We walked the Way of the Cross, the Via Dolorosa, amidst the ordinary life of Jerusalemites – the sound of a school playground, the woman struggling up the steps with a trolley of shopping, the person who helped her, the sellers of toothpaste and apples as well as of religious trinkets and olive oil. And we thought of the condemned man, Jesus, walking to his death amidst life. I wonder if his heart swelled with love when he heard the voices of children or when he saw a person helping another, when he saw each individual human face.
I’ve long puzzled about holiness. There is something in the word ‘holy’, in Hebrew (kadosh), Greek (hagios), and in English which is about being set apart, reserved, differentiated. But, I’ve thought, when singing this word with dusty feet, dirty clothes, and a mistake-strewn life, I sing it because the story can’t - doesn’t – end there. I thought it again walking this way, which ended at the Church of the Holy Sepulchre. The Church of the Set-Apart Sepulchre, the Way of the Set-Apart Cross is very much, emphatically, in the midst. Expressions of spirituality at this site of acknowledged holiness varied from wiping a stone with multiple cloths, then carefully setting them aside in ziplock plastic bags, to quiet kneeling, to selfies outside. Genuflection through the click of a shutter.

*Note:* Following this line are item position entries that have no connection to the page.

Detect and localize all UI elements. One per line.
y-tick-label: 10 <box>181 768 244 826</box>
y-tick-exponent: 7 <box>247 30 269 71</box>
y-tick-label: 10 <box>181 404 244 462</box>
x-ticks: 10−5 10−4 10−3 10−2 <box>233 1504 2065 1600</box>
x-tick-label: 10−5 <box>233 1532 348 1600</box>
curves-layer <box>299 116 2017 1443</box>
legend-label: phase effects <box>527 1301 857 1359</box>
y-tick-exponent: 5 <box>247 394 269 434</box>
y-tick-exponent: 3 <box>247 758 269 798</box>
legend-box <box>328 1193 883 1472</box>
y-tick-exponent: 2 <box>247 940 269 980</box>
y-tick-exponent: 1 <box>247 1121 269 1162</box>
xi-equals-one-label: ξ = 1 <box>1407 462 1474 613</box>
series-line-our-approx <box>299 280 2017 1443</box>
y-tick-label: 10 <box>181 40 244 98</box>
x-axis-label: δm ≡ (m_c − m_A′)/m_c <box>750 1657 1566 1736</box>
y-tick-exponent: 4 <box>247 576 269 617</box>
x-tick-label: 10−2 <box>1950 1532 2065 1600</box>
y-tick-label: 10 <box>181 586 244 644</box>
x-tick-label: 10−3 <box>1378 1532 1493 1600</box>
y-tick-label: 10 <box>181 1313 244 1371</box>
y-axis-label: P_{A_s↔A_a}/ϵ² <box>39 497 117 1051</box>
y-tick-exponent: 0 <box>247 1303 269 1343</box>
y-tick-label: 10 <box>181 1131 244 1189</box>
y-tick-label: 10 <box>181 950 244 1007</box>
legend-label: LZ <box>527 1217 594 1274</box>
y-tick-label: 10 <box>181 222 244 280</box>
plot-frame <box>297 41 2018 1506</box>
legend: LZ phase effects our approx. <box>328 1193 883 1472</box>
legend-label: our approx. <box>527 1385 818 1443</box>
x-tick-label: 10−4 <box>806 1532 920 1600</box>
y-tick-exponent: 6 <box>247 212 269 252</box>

This holy place is cluttered with humanity. Glorious, varied, beautiful, confusing, confused humanity.
It was the choice of a Holy God to come into the midst. To give us, the dusty confused ones, an invitation into an expansive holiness, a holiness which – somehow, one day – will be cosmos-wide.
Which makes high walls and barbed wire and separation jar even more.

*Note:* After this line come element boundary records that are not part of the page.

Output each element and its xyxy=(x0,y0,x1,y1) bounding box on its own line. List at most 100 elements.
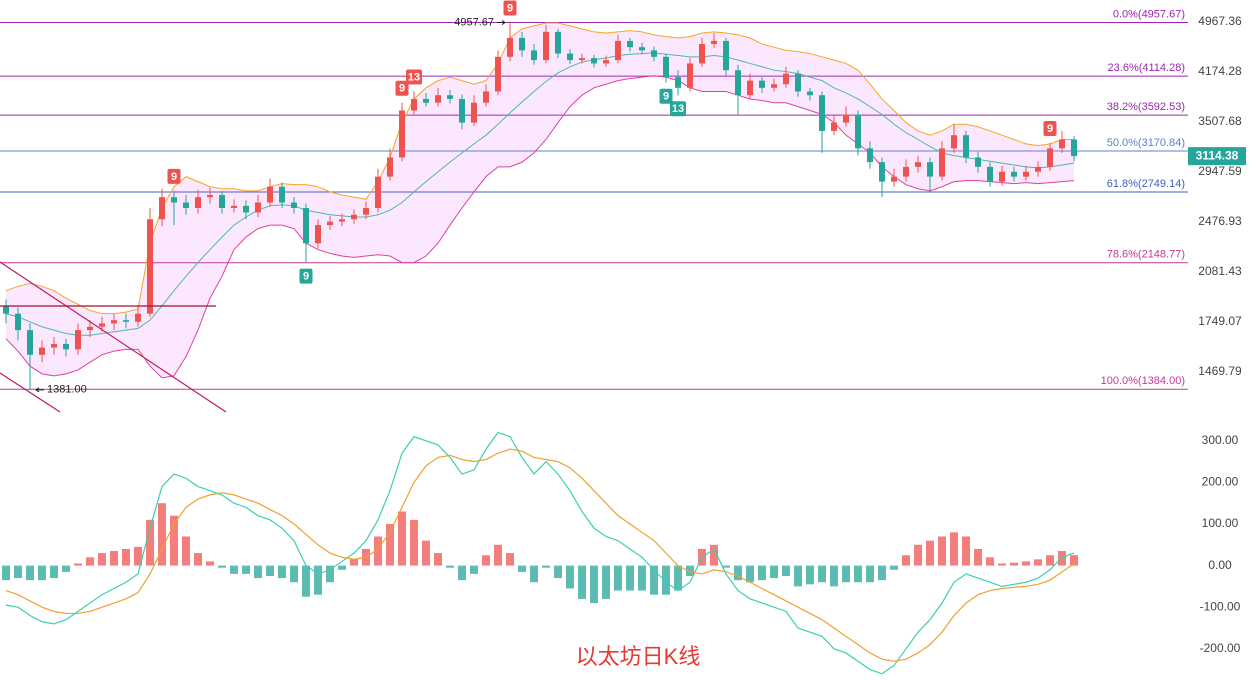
td-marker xyxy=(1043,121,1057,137)
macd-bar xyxy=(758,565,766,581)
macd-bar xyxy=(950,532,958,566)
macd-bar xyxy=(902,555,910,566)
candle-body xyxy=(651,50,657,57)
macd-bar xyxy=(1022,561,1030,566)
y-tick-label: 300.00 xyxy=(1202,433,1239,447)
candle-body xyxy=(255,202,261,213)
macd-bar xyxy=(158,503,166,566)
candle-body xyxy=(459,98,465,123)
arrow xyxy=(497,20,506,25)
candle-body xyxy=(927,162,933,177)
fib-label: 61.8%(2749.14) xyxy=(1107,178,1185,190)
candle-body xyxy=(219,195,225,209)
macd-bar xyxy=(542,565,550,568)
candle-body xyxy=(1011,171,1017,177)
td-marker xyxy=(670,101,686,117)
candle-body xyxy=(243,205,249,213)
candle-body xyxy=(147,219,153,314)
macd-bar xyxy=(782,565,790,576)
macd-bar xyxy=(14,565,22,579)
macd-bar xyxy=(998,563,1006,566)
macd-bar xyxy=(86,557,94,566)
macd-bar xyxy=(710,544,718,566)
band-line xyxy=(5,22,1074,315)
macd-bar xyxy=(182,536,190,566)
candle-body xyxy=(975,157,981,167)
macd-bar xyxy=(626,565,634,591)
candle-body xyxy=(807,91,813,96)
candle-body xyxy=(903,166,909,177)
candle-body xyxy=(483,91,489,103)
candle-body xyxy=(963,135,969,158)
candle-body xyxy=(915,162,921,167)
macd-bar xyxy=(566,565,574,589)
y-tick-label: -100.00 xyxy=(1200,599,1241,613)
candle-body xyxy=(891,176,897,182)
candle-body xyxy=(27,330,33,355)
candle-body xyxy=(447,95,453,99)
macd-bar xyxy=(614,565,622,591)
candle-body xyxy=(819,95,825,131)
macd-bar xyxy=(1058,551,1066,566)
macd-bar xyxy=(110,551,118,566)
macd-bar xyxy=(506,553,514,566)
macd-bar xyxy=(770,565,778,579)
candle-body xyxy=(351,214,357,220)
macd-bar xyxy=(422,540,430,566)
macd-bar xyxy=(482,555,490,566)
candle-body xyxy=(567,53,573,61)
macd-bar xyxy=(578,565,586,599)
macd-bar xyxy=(1070,555,1078,566)
candle-body xyxy=(867,148,873,163)
macd-bar xyxy=(662,565,670,595)
y-tick-label: 1749.07 xyxy=(1198,314,1242,328)
macd-bar xyxy=(218,565,226,568)
candle-body xyxy=(1035,166,1041,172)
td-label: 13 xyxy=(672,103,684,115)
td-marker xyxy=(167,168,181,184)
high-label: 4957.67 xyxy=(454,16,494,28)
candle-body xyxy=(207,195,213,198)
macd-bar xyxy=(806,565,814,585)
candle-body xyxy=(15,313,21,331)
td-label: 9 xyxy=(663,91,669,103)
last-price-label: 3114.38 xyxy=(1196,148,1239,162)
candle-body xyxy=(639,47,645,51)
band-line xyxy=(5,52,1075,336)
macd-bar xyxy=(146,519,154,566)
macd-bar xyxy=(338,565,346,570)
macd-bar xyxy=(2,565,10,581)
y-tick-label: 1469.79 xyxy=(1198,364,1242,378)
macd-bar xyxy=(50,565,58,579)
macd-bar xyxy=(674,565,682,591)
y-tick-label: -200.00 xyxy=(1200,641,1241,655)
arrow xyxy=(35,387,44,393)
macd-bar xyxy=(602,565,610,599)
macd-bar xyxy=(926,540,934,566)
macd-bar xyxy=(554,565,562,579)
candle-body xyxy=(303,208,309,244)
candle-body xyxy=(951,135,957,149)
candle-body xyxy=(3,305,9,314)
candle-body xyxy=(543,31,549,61)
y-tick-label: 0.00 xyxy=(1208,558,1232,572)
macd-bar xyxy=(266,565,274,576)
macd-bar xyxy=(206,561,214,566)
candle-body xyxy=(171,197,177,203)
candle-body xyxy=(339,219,345,222)
trend-line xyxy=(0,372,61,413)
candle-body xyxy=(783,73,789,85)
candle-body xyxy=(591,58,597,64)
candle-body xyxy=(615,40,621,61)
candle-body xyxy=(231,205,237,209)
y-tick-label: 200.00 xyxy=(1202,475,1239,489)
candle-body xyxy=(555,31,561,54)
macd-bar xyxy=(98,553,106,566)
macd-bar xyxy=(650,565,658,595)
candle-body xyxy=(939,148,945,177)
candle-body xyxy=(519,37,525,51)
td-label: 9 xyxy=(171,171,177,183)
macd-bar xyxy=(830,565,838,587)
candle-body xyxy=(987,166,993,182)
macd-bar xyxy=(722,565,730,568)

We spent a morning at Cremisan convent, where wry, witty, outraged lawyers told us about their decade of advocacy to prevent the separation wall from being extended around the walls of the convent, separating them from the poor community they served with a nursery school, separating them from the brothers they prayed with at the nearby monastery, separating the people of this suburb of Bethlehem from their vital agricultural land. They told us of a (rare) victory. (Sadly since overturned.)
But the presence of the wall, 9 metres high, across the hills and through olive groves, gathering an overcrowded poor Little Town on one side and spaciousness on the other, felt like an assault on the land itself, let alone its people.
It’s not just here that separation intrudes. I saw barbed wire on the top of a wall around a church. We separate ourselves, close church doors, shut down difficult conversations.
And then, around the corner from the Not-So-Separate Church, a teenager with a calippo in one hand and a gun in the other. A café full of teenagers looking like every youth weekend away I’ve seen, but with the guns. Slung over the backs of seats or shoulders.
Maybe there are some things which should be kept separate. Guns and calippos.
Webster’s Dictionary gives a second definition. Holiness as wholeness. Being made holy as being made whole.